The FBI warned the Clinton campaign that it was a target of a cyberattack last March, just weeks before the Democratic National Committee discovered it had been penetrated by hackers it now believes were working for Russian intelligence, two sources who have been briefed on the matter told Yahoo News.
In a meeting with senior officials at the campaign’s Brooklyn headquarters, FBI agents laid out concerns that cyberhackers had used so-called spear-phishing emails as part of an attempt to penetrate the campaign’s computers, the sources said. One of the sources said agents conducting a national security investigation asked the Clinton campaign to turn over internal computer logs as well as the personal email addresses of senior campaign officials. But the campaign, through its lawyers, declined to provide the data, deciding that the FBI’s request for sensitive personal and campaign information data was too broad and intrusive, the source said.

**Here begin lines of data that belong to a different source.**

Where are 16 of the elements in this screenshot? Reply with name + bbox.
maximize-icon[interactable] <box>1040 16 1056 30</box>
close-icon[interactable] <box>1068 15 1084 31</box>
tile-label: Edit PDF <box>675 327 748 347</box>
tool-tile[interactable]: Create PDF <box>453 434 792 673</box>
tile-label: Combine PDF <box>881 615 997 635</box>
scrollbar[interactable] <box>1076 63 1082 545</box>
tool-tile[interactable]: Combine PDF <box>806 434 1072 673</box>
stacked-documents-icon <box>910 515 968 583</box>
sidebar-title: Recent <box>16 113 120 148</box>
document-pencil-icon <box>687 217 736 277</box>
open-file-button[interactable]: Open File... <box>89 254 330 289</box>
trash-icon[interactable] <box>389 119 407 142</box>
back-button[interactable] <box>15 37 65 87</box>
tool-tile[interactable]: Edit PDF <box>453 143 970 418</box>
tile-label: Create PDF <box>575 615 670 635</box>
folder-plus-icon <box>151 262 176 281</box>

A second source who had been briefed on the matter and who confirmed the Brooklyn meeting said agents provided no specific information to the campaign about the identity of the cyberhackers or whether they were associated with a foreign government. The source said the campaign was already aware of attempts to penetrate its computers and had taken steps to thwart them, emphasizing that there is still no evidence that the campaign’s computers had actually been successfully penetrated.
But the potential that the intruders were associated with a foreign government should have come as no surprise to the Clinton campaign, said several sources knowledgeable about the investigation. Chinese intelligence hackers were widely reported to have penetrated both the campaigns of Barack Obama and John McCain in 2008.